Hello Kitty (originally named Hi Kitty) first appeared on a bright vinyl coin purse in 1974. She was central to a full bottle of milk and a goldfish bowl. The craze had begun and appeared in America and the United Kingdom simply two years later.
Hello Kitty began as a simple fashion accessory, which children, teenagers and even adults take on board. The franchise is known in some Japanese centred cultures as kawaii (literally meaning adorable and cute).
The Hello Kitty phenomenon has grown even further – today there’s been a multitude of merchandising such as:
- television shows
- video games and consoles
- jewellery and clothing
- stationary and toys.
- musical instruments (namely the Stratocaster guitar)
- debit cards
- maternity hospitals
- and wine for the older customers.
Born on November 1st in London, Kitty lives with her family; forgetful Papa George, housewife Mama Mary and twin sister, Mimmy (her hair-bow is on the opposite to Kitty). Kitty stands at five apples in height, and weighs three apples. She enjoys baking cookies and eating her mother’s homemade apple pie. She likes to collect cute things, such as butterflies and her favourite lessons at school are English, music and art.
Her grandparents are Grandpa Anthony (a real storyteller) and Grandma Margaret (who’s deft with a needle and thread). One of her best friends is Dear Daniel (also known as Daniel Starr) and he bought her a pet hamster named Sugar. She also has a Persian cat called Charmmy.

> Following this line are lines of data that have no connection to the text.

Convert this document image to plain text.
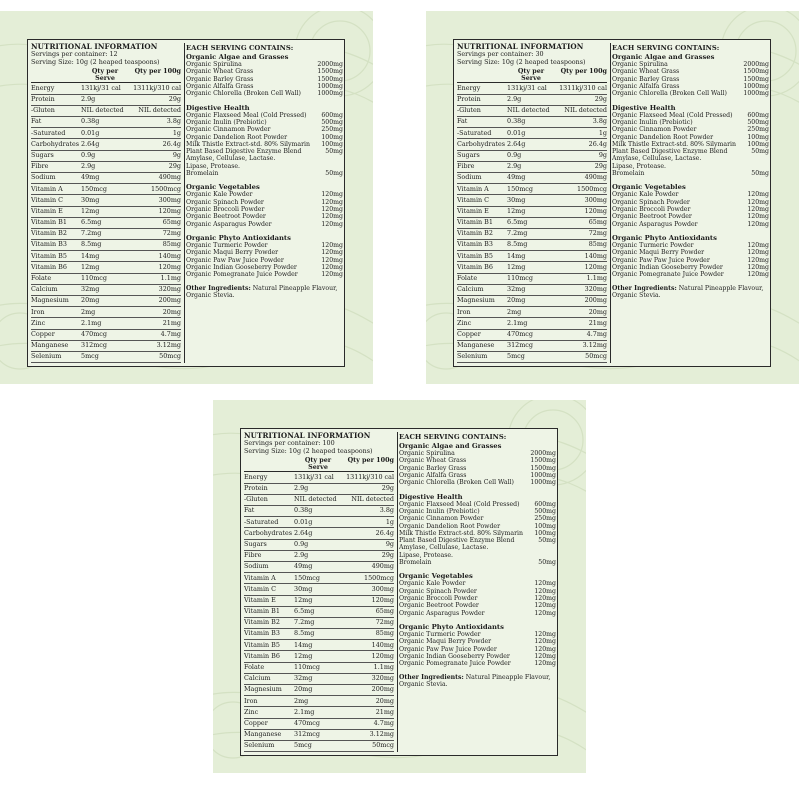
NUTRITIONAL INFORMATION
Servings per container: 12
Serving Size: 10g (2 heaped teaspoons)
Qty per Serve
Qty per 100g
Energy	131kj/31 cal	1311kj/310 cal
Protein	2.9g	29g
-Gluten	NIL detected	NIL detected
Fat	0.38g	3.8g
-Saturated	0.01g	1g
Carbohydrates 2.64g	26.4g
Sugars	0.9g	9g
Fibre	2.9g	29g
Sodium	49mg	490mg
Vitamin A	150mcg	1500mcg
Vitamin C	30mg	300mg
Vitamin E	12mg	120mg
Vitamin B1	6.5mg	65mg
Vitamin B2	7.2mg	72mg
Vitamin B3	8.5mg	85mg
Vitamin B5	14mg	140mg
Vitamin B6	12mg	120mg
Folate	110mcg	1.1mg
Calcium	32mg	320mg
Magnesium	20mg	200mg
Iron	2mg	20mg
Zinc	2.1mg	21mg
Copper	470mcg	4.7mg
Manganese	312mcg	3.12mg
Selenium	5mcg	50mcg
EACH SERVING CONTAINS:
Organic Algae and Grasses
Organic Spirulina	2000mg
Organic Wheat Grass	1500mg
Organic Barley Grass	1500mg
Organic Alfalfa Grass	1000mg
Organic Chlorella (Broken Cell Wall)	1000mg
Digestive Health
Organic Flaxseed Meal (Cold Pressed)	600mg
Organic Inulin (Prebiotic)	500mg
Organic Cinnamon Powder	250mg
Organic Dandelion Root Powder	100mg
Milk Thistle Extract-std. 80% Silymarin	100mg
Plant Based Digestive Enzyme Blend	50mg
Amylase, Cellulase, Lactase.
Lipase, Protease.
Bromelain	50mg
Organic Vegetables
Organic Kale Powder	120mg
Organic Spinach Powder	120mg
Organic Broccoli Powder	120mg
Organic Beetroot Powder	120mg
Organic Asparagus Powder	120mg
Organic Phyto Antioxidants
Organic Turmeric Powder	120mg
Organic Maqui Berry Powder	120mg
Organic Paw Paw Juice Powder	120mg
Organic Indian Gooseberry Powder	120mg
Organic Pomegranate Juice Powder	120mg
Other Ingredients: Natural Pineapple Flavour, Organic Stevia.
NUTRITIONAL INFORMATION
Servings per container: 30
Serving Size: 10g (2 heaped teaspoons)
Qty per Serve
Qty per 100g
Energy	131kj/31 cal	1311kj/310 cal
Protein	2.9g	29g
-Gluten	NIL detected	NIL detected
Fat	0.38g	3.8g
-Saturated	0.01g	1g
Carbohydrates 2.64g	26.4g
Sugars	0.9g	9g
Fibre	2.9g	29g
Sodium	49mg	490mg
Vitamin A	150mcg	1500mcg
Vitamin C	30mg	300mg
Vitamin E	12mg	120mg
Vitamin B1	6.5mg	65mg
Vitamin B2	7.2mg	72mg
Vitamin B3	8.5mg	85mg
Vitamin B5	14mg	140mg
Vitamin B6	12mg	120mg
Folate	110mcg	1.1mg
Calcium	32mg	320mg
Magnesium	20mg	200mg
Iron	2mg	20mg
Zinc	2.1mg	21mg
Copper	470mcg	4.7mg
Manganese	312mcg	3.12mg
Selenium	5mcg	50mcg
EACH SERVING CONTAINS:
Organic Algae and Grasses
Organic Spirulina	2000mg
Organic Wheat Grass	1500mg
Organic Barley Grass	1500mg
Organic Alfalfa Grass	1000mg
Organic Chlorella (Broken Cell Wall)	1000mg
Digestive Health
Organic Flaxseed Meal (Cold Pressed)	600mg
Organic Inulin (Prebiotic)	500mg
Organic Cinnamon Powder	250mg
Organic Dandelion Root Powder	100mg
Milk Thistle Extract-std. 80% Silymarin	100mg
Plant Based Digestive Enzyme Blend	50mg
Amylase, Cellulase, Lactase.
Lipase, Protease.
Bromelain	50mg
Organic Vegetables
Organic Kale Powder	120mg
Organic Spinach Powder	120mg
Organic Broccoli Powder	120mg
Organic Beetroot Powder	120mg
Organic Asparagus Powder	120mg
Organic Phyto Antioxidants
Organic Turmeric Powder	120mg
Organic Maqui Berry Powder	120mg
Organic Paw Paw Juice Powder	120mg
Organic Indian Gooseberry Powder	120mg
Organic Pomegranate Juice Powder	120mg
Other Ingredients: Natural Pineapple Flavour, Organic Stevia.
NUTRITIONAL INFORMATION
Servings per container: 100
Serving Size: 10g (2 heaped teaspoons)
Qty per Serve
Qty per 100g
Energy	131kj/31 cal	1311kj/310 cal
Protein	2.9g	29g
-Gluten	NIL detected	NIL detected
Fat	0.38g	3.8g
-Saturated	0.01g	1g
Carbohydrates 2.64g	26.4g
Sugars	0.9g	9g
Fibre	2.9g	29g
Sodium	49mg	490mg
Vitamin A	150mcg	1500mcg
Vitamin C	30mg	300mg
Vitamin E	12mg	120mg
Vitamin B1	6.5mg	65mg
Vitamin B2	7.2mg	72mg
Vitamin B3	8.5mg	85mg
Vitamin B5	14mg	140mg
Vitamin B6	12mg	120mg
Folate	110mcg	1.1mg
Calcium	32mg	320mg
Magnesium	20mg	200mg
Iron	2mg	20mg
Zinc	2.1mg	21mg
Copper	470mcg	4.7mg
Manganese	312mcg	3.12mg
Selenium	5mcg	50mcg
EACH SERVING CONTAINS:
Organic Algae and Grasses
Organic Spirulina	2000mg
Organic Wheat Grass	1500mg
Organic Barley Grass	1500mg
Organic Alfalfa Grass	1000mg
Organic Chlorella (Broken Cell Wall)	1000mg
Digestive Health
Organic Flaxseed Meal (Cold Pressed)	600mg
Organic Inulin (Prebiotic)	500mg
Organic Cinnamon Powder	250mg
Organic Dandelion Root Powder	100mg
Milk Thistle Extract-std. 80% Silymarin	100mg
Plant Based Digestive Enzyme Blend	50mg
Amylase, Cellulase, Lactase.
Lipase, Protease.
Bromelain	50mg
Organic Vegetables
Organic Kale Powder	120mg
Organic Spinach Powder	120mg
Organic Broccoli Powder	120mg
Organic Beetroot Powder	120mg
Organic Asparagus Powder	120mg
Organic Phyto Antioxidants
Organic Turmeric Powder	120mg
Organic Maqui Berry Powder	120mg
Organic Paw Paw Juice Powder	120mg
Organic Indian Gooseberry Powder	120mg
Organic Pomegranate Juice Powder	120mg
Other Ingredients: Natural Pineapple Flavour, Organic Stevia.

Kitty does not have a mouth, and Shimizu claims that she does not need one – she speaks from the heart, standing for the projection of feelings, unity and friendship.
UNICEF even awarded Hello Kitty an exclusive title – the UNICEF Special Friend of Children.
Hello Kitty also has connections to the traditional ‘beckoning cat’ of Japan, also known as the Maneki Neko, which is said to bring good fortune, health, and protection for the home and family.
Some people don’t appreciate the upsurge in Hello Kitty. Dick Brunna, the creator of Miffy the rabbit, claims that the popular cat is just his character but as a different animal. He says that people should create their own characters, and not steal from others.
Even with critics complaints, this didn’t stop Hello Kitty being made the ambassador of Japanese Tourism in China and Hong Kong. Sadly though, sociology majors at Japan’s leading university believed that she was a ‘dumb downed cultural icon’.
Her popularity waned and still has not fully recovered from being beaten on the 2002 Character Databank popularity Chart. As of 2010, she was third place behind Anpanman, and Pokémon’s, Pikachu.